Hey Hey racism row erupts online
Former Hey Hey It's Saturday star John Blackman has earned the ire of social media users after hitting back at claims the show was racist towards guests.
Responding to musician Kamahl's admission he felt "humiliated" by a number of racist skits on the variety show, Blackman said he would have "desisted" had Kamahl spoken up at the time, the Daily Mail reported.
Posting to Facebook on the weekend, while he admitted he "cringes" looking back at some of the episodes, Blackman suggested the star should have let it go by now.
Now, a number of Twitter users are lashing out at Blackman, with Kamahl himself slamming his remarks in a follow-up post.
It comes after fellow former Hey Hey cast member Daryl Somers caused outrage when he said the show's content wouldn't survive in today's "political correctness and cancel culture" climate, prompting the initial response from Kamahl, who was regularly subjected to jokes about his skin colour on the show before it ended in 1999.
Asked whether he thought Hey Hey could return in light of the controversial remarks by Somers, 86-year-old Order of Australian member Kamahl recalled "a number of instances where I felt humiliated".

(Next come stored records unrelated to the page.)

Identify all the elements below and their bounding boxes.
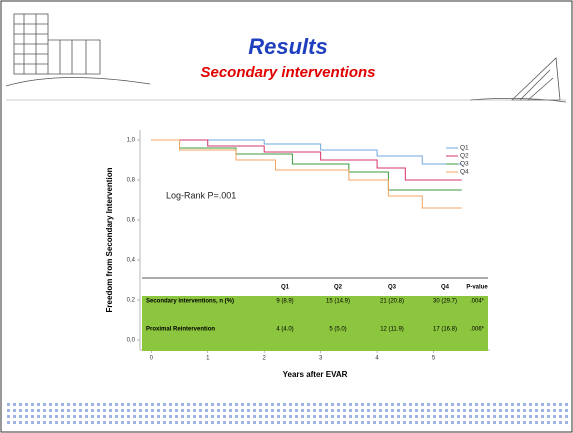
slide-subtitle: Secondary interventions [200,64,375,81]
annotation: Log-Rank P=.001 [166,190,236,200]
table-row-label: Secondary interventions, n (%) [146,299,234,305]
y-tick-label: 0,6 [127,218,136,224]
slide-title: Results [248,34,327,59]
table-cell: 30 (29.7) [433,299,457,305]
slide: Results Secondary interventions 0,0 0,2 0,… [0,0,573,433]
table-cell: 12 (11.9) [380,327,404,333]
table-header-cell: Q4 [441,285,450,291]
legend-label: Q2 [460,153,469,160]
table-cell: 15 (14.9) [326,299,350,305]
table-cell: 4 (4.0) [276,327,293,333]
y-tick-label: 0,0 [127,338,136,344]
table-header-cell: Q2 [334,285,343,291]
footer-dots [4,402,569,426]
y-tick-label: 0,2 [127,298,136,304]
table-cell: .006* [470,327,485,333]
x-axis-label: Years after EVAR [283,370,348,379]
table-header-cell: Q3 [388,285,397,291]
table-cell: 17 (16.8) [433,327,457,333]
table-cell: .004* [470,299,485,305]
legend-label: Q3 [460,161,469,168]
table-header-cell: P-value [466,285,488,291]
y-tick-label: 0,4 [127,258,136,264]
table-header-bg [142,278,488,296]
table-cell: 5 (5.0) [329,327,346,333]
table-header-cell: Q1 [281,285,290,291]
y-axis-label: Freedom from Secondary Intervention [105,167,114,312]
legend-label: Q4 [460,169,469,176]
table-row-label: Proximal Reintervention [146,327,215,333]
table-cell: 9 (8.9) [276,299,293,305]
y-tick-label: 0,8 [127,178,136,184]
legend-label: Q1 [460,145,469,152]
y-tick-label: 1,0 [127,138,136,144]
table-cell: 21 (20.8) [380,299,404,305]
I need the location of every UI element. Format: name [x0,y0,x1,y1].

He added that he didn't want to raise any objections at the time, and would instead just smile and "pretend everything was OK".
Last week, a collection of shocking Hey Hey clips involving Kamahl was shared on social media, including blackface segments impersonating the musician, and a skit which saw Kamahl's face covered with white powder, to which Blackman joked off-screen: "You're a real white man now Kamahl, you know that?"
To celebrate Daryl Somers’ hot take on cancel culture yesterday here’s all the edits I’ve done from the Hey Hey archives.— John Patterson (@johnpatterson) March 22, 2021
Here’s the legend Kamahl being bullied by the Hey Hey gang pic.twitter.com/Aa3WMeRw54
Another gag saw the lighting department asking Kamahl to smile so "we can see him".
"Friends of mine in America saw that and to this day they can't believe that somebody would treat an artist with that amount of disrespect," Kamahl explained of the blackface impersonations.
Responding to the resurfaced clips and Kamahl's comments, Blackman wrote on Facebook: "You knew where my booth was!
"If you felt so aggrieved by my "quip" you should have had marched up to it, had a quiet word in my ear and I would have desisted from making any further "racist" remarks forever."
He added: "Keep in mind, we were all performing in less-enlightened (unintended pun) times back in the day and, when I look back over my career on HHIS (via YouTube), I sometimes cringe at what we got away with - but none of it with any intended malice."
Kamahl spoke out again today, tweeting: "John Blackman wants to know why I did not make any complaints then ! Mr. Blackman, you of all people know that it's all about TIMING! There's a time for everything !"
@OfficialKamahl John Blackman wants to know why I did not make any complaints then !— Kamahl AM (@OfficialKamahl) March 28, 2021
Mr. Blackman, you of all people know that it's all about TIMING!
There's a time for everything !
"Why are so many people so unkind ?"
Flocking to support him in the comments, a number of followers called out Blackman's actions.
"How pathetic of John Blackman, peddler of cruel and degrading stereotypes to condemn @OfficialKamahl for calling out racism," one fan said.
"You'd think John Blackman and Daryl Somers would pull their heads in and reflect on what they used to do. But no - whingers and whiners," said another.
"Wouldn't it just be better for John Blackman to say "you're right Kamahl and I'm sorry"... Let's be honest, we've ALL said or done the wrong thing at some time, we're more enlightened now so just say sorry & learn from it," one more wrote.
Last week, Daryl Somers said it was a "shame" television shows can't "get away with half the stuff you could on Hey Hey."
"You probably could not get away with half the stuff you could on Hey Hey now because of the political correctness and the cancel culture," he told The Daily Telegraph.
"It is a shame because showbiz does not get much of a chance."
Last year, people were reminded of the show's controversial moments when a video of Somers performing in blackface circulated online.
The clip shows Somers singing Louis Armstrong's What A Wonderful World alongside New Zealand jazz singer Ricky May.
It was part of a tribute package that aired on the show in 1988 after May's death, and it is still available to view on the show's YouTube page.
Hey Hey It's Saturday infamously made headlines again in 2009 when five men performed in blackface during the Red Faces segment in a Hey Hey Reunion Special.
The men, who were pretending to be the Jackson Five, received a score of zero from guest judge Harry Connick Jr who said he was offended by the performance.
Somers apologised to the singer at the end of the show, saying: "I think we may have offended you with that act and I deeply apologise on behalf of all of us - because I know that to your countrymen, that's an insult to have a blackface routine like that on the show, so I do apologise to you."
Connick Jr said he would not have appeared on the show had he known about the performance.
"I know it was done humorously, but we've spent so much time trying to not make black people look like buffoons that when we see something like that we take it really to heart," he said.